Imam Bukhari telah mengatakan sehubungan dengan makna firman-Nya: Jadilah engkau pemaafdan serulah orang-orang mengerjakan yang makruf, serta berpalinglah dari orang-orang yang bodoh. (Al-A'raf: 199) Yang dimaksud dengan al-'urfu ialah hal yang makruf (bajik). Disebutkan bahwa telah menceritakan kepada kami Abul Yaman, telah menceritakan kepada kami Syu'aib, dari Az-Zuhri; telah menceritakan kepadaku Ubaidillah ibnu Abdullah ibnu Atabah, bahwa Ibnu Abbas pernah mengatakan, "Uyaynah ibnu Husatn ibnu Huzaifah tiba (di Madinah), lalu menginap dan tinggal di rumah kemenakannya, yaitu Al-Hurr ibnu Qais. Sedangkan Al-Hurr termasuk salah seorang di antara orang-orang yang terdekat dengan Khalifah Umar.

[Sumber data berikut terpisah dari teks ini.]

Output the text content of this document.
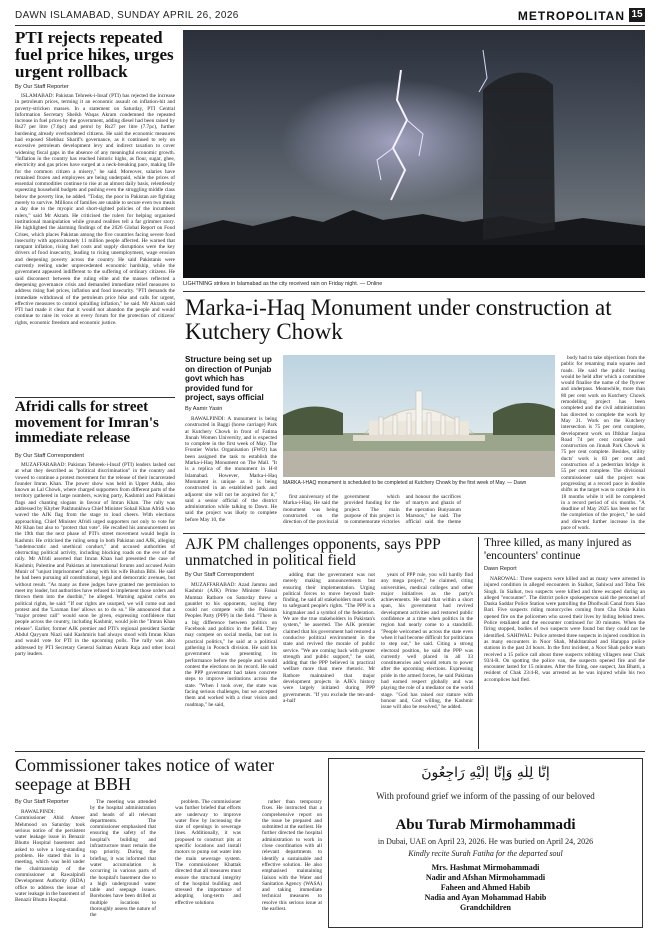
DAWN ISLAMABAD, SUNDAY APRIL 26, 2026	METROPOLITAN 15
PTI rejects repeated fuel price hikes, urges urgent rollback
By Our Staff Reporter

ISLAMABAD: Pakistan Tehreek-i-Insaf (PTI) has rejected the increase in petroleum prices, terming it an economic assault on inflation-hit and poverty-stricken masses. In a statement on Saturday, PTI Central Information Secretary Sheikh Waqas Akram condemned the repeated increase in fuel prices by the government, adding diesel had been raised by Rs27 per litre (7.6pc) and petrol by Rs27 per litre (7.7pc), further burdening already overburdened citizens. He said the economic measures had exposed Shehbaz Sharif's governance, as it continued to rely on excessive petroleum development levy and indirect taxation to cover widening fiscal gaps in the absence of any meaningful economic growth. "Inflation in the country has reached historic highs, as flour, sugar, ghee, electricity and gas prices have surged at a neck-breaking pace, making life for the common citizen a misery," he said. Moreover, salaries have remained frozen and employees are being underpaid, while the prices of essential commodities continue to rise at an almost daily basis, relentlessly squeezing household budgets and pushing even the struggling middle class below the poverty line, he added. "Today, the poor in Pakistan are fighting merely to survive. Millions of families are unable to secure even two meals a day due to the myopic and short-sighted policies of the incumbent rulers," said Mr Akram. He criticised the rulers for helping organised institutional manipulation while ground realities tell a far grimmer story. He highlighted the alarming findings of the 2026 Global Report on Food Crises, which places Pakistan among the five countries facing severe food insecurity with approximately 11 million people affected. He warned that rampant inflation, rising fuel costs and supply disruptions were the key drivers of food insecurity, leading to rising unemployment, wage erosion and deepening poverty across the country. He said Pakistanis were currently reeling under unprecedented economic hardship, while the government appeared indifferent to the suffering of ordinary citizens. He said disconnect between the ruling elite and the masses reflected a deepening governance crisis and demanded immediate relief measures to address rising fuel prices, inflation and food insecurity. "PTI demands the immediate withdrawal of the petroleum price hike and calls for urgent, effective measures to control spiralling inflation," he said. Mr Akram said PTI had made it clear that it would not abandon the people and would continue to raise its voice at every forum for the protection of citizens' rights, economic freedom and economic justice.

Afridi calls for street movement for Imran's immediate release
By Our Staff Correspondent

MUZAFFARABAD: Pakistan Tehreek-i-Insaf (PTI) leaders lashed out at what they described as "political discrimination" in the country and vowed to continue a protest movement for the release of their incarcerated founder Imran Khan. The power show was held in Upper Adda, also known as Lal Chowk, where charged supporters from different parts of the territory gathered in large numbers, waving party, Kashmiri and Pakistani flags and chanting slogans in favour of Imran Khan. The rally was addressed by Khyber Pakhtunkhwa Chief Minister Sohail Khan Afridi who waved the AJK flag from the stage to loud cheers. With elections approaching, Chief Minister Afridi urged supporters not only to vote for Mr Khan but also to "protect that vote". He recalled his announcement on the 19th that the next phase of PTI's street movement would begin in Kashmir. He criticised the ruling setup in both Pakistan and AJK, alleging "undemocratic and unethical conduct," and accused authorities of obstructing political activity, including blocking roads on the eve of the rally. Mr Afridi asserted that Imran Khan had presented the case of Kashmir, Palestine and Pakistan at international forums and accused Asim Munir of "unjust imprisonment" along with his wife Bushra Bibi. He said he had been pursuing all constitutional, legal and democratic avenues, but without result. "As many as three judges have granted me permission to meet my leader, but authorities have refused to implement those orders and thrown them into the dustbin," he alleged. Warning against curbs on political rights, he said: "If our rights are usurped, we will come out and protest and the 'Laxman line' allows us to do so." He announced that a "major protest call" would soon be given, expressing confidence that people across the country, including Kashmir, would join the "Imran Khan release". Earlier, former AJK premier and PTI's regional president Sardar Abdul Qayyum Niazi said Kashmiris had always stood with Imran Khan and would vote for PTI in the upcoming polls. The rally was also addressed by PTI Secretary General Salman Akram Raja and other local party leaders.

LIGHTNING strikes in Islamabad as the city received rain on Friday night. — Online
Marka-i-Haq Monument under construction at Kutchery Chowk
Structure being set up on direction of Punjab govt which has provided fund for project, says official
By Aamir Yasin

RAWALPINDI: A monument is being constructed in Baggi (horse carriage) Park at Kutchery Chowk in front of Fatima Jinnah Women University, and is expected to complete in the first week of May. The Frontier Works Organisation (FWO) has been assigned the task to establish the Marka-i-Haq Monument on The Mall. "It is a replica of the monument in H-8 Islamabad. However, Marka-i-Haq Monument is unique as it is being constructed in an established park and adjacent site will not be acquired for it," said a senior official of the district administration while talking to Dawn. He said the project was likely to complete before May 10, the

MARKA-I-HAQ monument is scheduled to be completed at Kutchery Chowk by the first week of May. — Dawn

first anniversary of the Marka-i-Haq. He said the monument was being constructed on the direction of the provincial government which provided funding for the project. The main purpose of this project is to commemorate victories and honour the sacrifices of martyrs and ghazis of the operation Bunyanum Marsoos," he said. The official said the theme

body had to take objections from the public for renaming main squares and roads. He said the public hearing would be held after which a committee would finalise the name of the flyover and underpass. Meanwhile, more than 80 per cent work on Kutchery Chowk remodelling project has been completed and the civil administration has directed to complete the work by May 31. Work on the Kutchery intersection is 75 per cent complete, development work on Iftikhar Janjua Road 74 per cent complete and construction on Jinnah Park Chowk is 75 per cent complete. Besides, utility ducts' work is 83 per cent and construction of a pedestrian bridge is 55 per cent complete. The divisional commissioner said the project was progressing at a record pace in double shifts as the target was to complete it in 18 months while it will be completed in a record period of six months. "A deadline of May 2025 has been set for the completion of the project," he said and directed further increase in the pace of work.

AJK PM challenges opponents, says PPP unmatched in political field
By Our Staff Correspondent

MUZAFFARABAD: Azad Jammu and Kashmir (AJK) Prime Minister Faisal Mumtaz Rathore on Saturday threw a gauntlet to his opponents, saying they could not compete with the Pakistan Peoples Party (PPP) in the field. "There is a big difference between politics on Facebook and politics in the field. They may compete on social media, but not in practical politics," he said at a political gathering in Poonch division. He said his government was presenting its performance before the people and would contest the elections on its record. He said the PPP government had taken concrete steps to improve institutions across the state. "When I took over, the state was facing serious challenges, but we accepted them and worked with a clear vision and roadmap," he said,

adding that the government was not merely making announcements but ensuring their implementation. Urging political forces to move beyond fault-finding, he said all stakeholders must work to safeguard people's rights. "The PPP is a kingmaker and a symbol of the federation. We are the true stakeholders in Pakistan's system," he asserted. The AJK premier claimed that his government had restored a conducive political environment in the state and revived the morale of public service. "We are coming back with greater strength and public support," he said, adding that the PPP believed in practical welfare more than mere rhetoric. Mr Rathore maintained that major development projects in AJK's history were largely initiated during PPP governments. "If you exclude the ten-and-a-half

years of PPP rule, you will hardly find any mega project," he claimed, citing universities, medical colleges and other major initiatives as the party's achievements. He said that within a short span, his government had revived development activities and restored public confidence at a time when politics in the region had nearly come to a standstill. "People welcomed us across the state even when it had become difficult for politicians to step out," he said. Citing a strong electoral position, he said the PPP was currently well placed in all 33 constituencies and would return to power after the upcoming elections. Expressing pride in the armed forces, he said Pakistan had earned respect globally and was playing the role of a mediator on the world stage. "God has raised our stature with honour and, God willing, the Kashmir issue will also be resolved," he added.

Three killed, as many injured as 'encounters' continue
Dawn Report

NAROWAL: Three suspects were killed and as many were arrested in injured condition in alleged encounters in Sialkot, Sahiwal and Toba Tek Singh. In Sialkot, two suspects were killed and three escaped during an alleged "encounter". The district police spokesperson said the personnel of Daska Saddar Police Station were patrolling the Dhollwali Canal from Siao Bari. Five suspects riding motorcycles coming from Cha Dola Kalan opened fire on the policemen who saved their lives by hiding behind trees. Police retaliated and the encounter continued for 30 minutes. When the firing stopped, bodies of two suspects were found but they could not be identified. SAHIWAL: Police arrested three suspects in injured condition in as many encounters in Noor Shah, Mukhtarabad and Harappa police stations in the past 24 hours. In the first incident, a Noor Shah police team received a 15 police call about three suspects robbing villagers near Chak 93/4-R. On spotting the police van, the suspects opened fire and the encounter lasted for 15 minutes. After the firing, one suspect, Jan Bhatti, a resident of Chak 23/4-R, was arrested as he was injured while his two accomplices had fled.

Commissioner takes notice of water seepage at BBH
By Our Staff Reporter

RAWALPINDI: Commissioner Abid Ameer Mehmood on Saturday took serious notice of the persistent water leakage issue in Benazir Bhutto Hospital basement and asked to solve a long-standing problem. He stated this in a meeting, which was held under the chairmanship of the commissioner at Rawalpindi Development Authority (RDA) office to address the issue of water leakage in the basement of Benazir Bhutto Hospital.

The meeting was attended by the hospital administration and heads of all relevant departments. The commissioner emphasised that ensuring the safety of the hospital's building and infrastructure must remain the top priority. During the briefing, it was informed that water accumulation is occurring in various parts of the hospital's basement due to a high underground water table and seepage issues. Boreholes have been drilled at multiple locations to thoroughly assess the nature of the

problem. The commissioner was further briefed that efforts are underway to improve water flow by increasing the size of openings in sewerage lines. Additionally, it was proposed to construct pits at specific locations and install motors to pump out water into the main sewerage system. The commissioner Khattak directed that all measures must ensure the structural integrity of the hospital building and stressed the importance of adopting long-term and effective solutions

rather than temporary fixes. He instructed that a comprehensive report on the issue be prepared and submitted at the earliest. He further directed the hospital administration to work in close coordination with all relevant departments to identify a sustainable and effective solution. He also emphasised maintaining liaison with the Water and Sanitation Agency (WASA) and taking immediate technical measures to resolve this serious issue at the earliest.

إِنَّا لِلَّٰهِ وَإِنَّا إِلَيْهِ رَاجِعُونَ
With profound grief we inform of the passing of our beloved
Abu Turab Mirmohammadi
in Dubai, UAE on April 23, 2026. He was buried on April 24, 2026
Kindly recite Surah Fatiha for the departed soul
Mrs. Hashmat Mirmohammadi
Nadir and Afshan Mirmohammadi
Faheen and Ahmed Habib
Nadia and Ayan Mohammad Habib
Grandchildren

Tersebut pula bahwa teman-teman semajelis Umar dan dewan permusyawaratannya terdiri atas orang-orang tua dan orang-orang muda. Lalu Uyaynah berkata kepada kemenakannya, 'Wahai kemenakanku, engkau adalah orang yang dikenai oleh Amirul Muminin, maka mintakanlah izin masuk menemuinya bagiku." Al-Hurr berkata, 'Saya akan memintakan izin buatmu untuk bersua dengannya'." Ibnu Abbas melanjutkan kisahnya, "Lalu Al-Hurr meminta izin buat Uyaynah kepada Umar, dan Khalifah Umar memberinya izin untuk menemui dirinya.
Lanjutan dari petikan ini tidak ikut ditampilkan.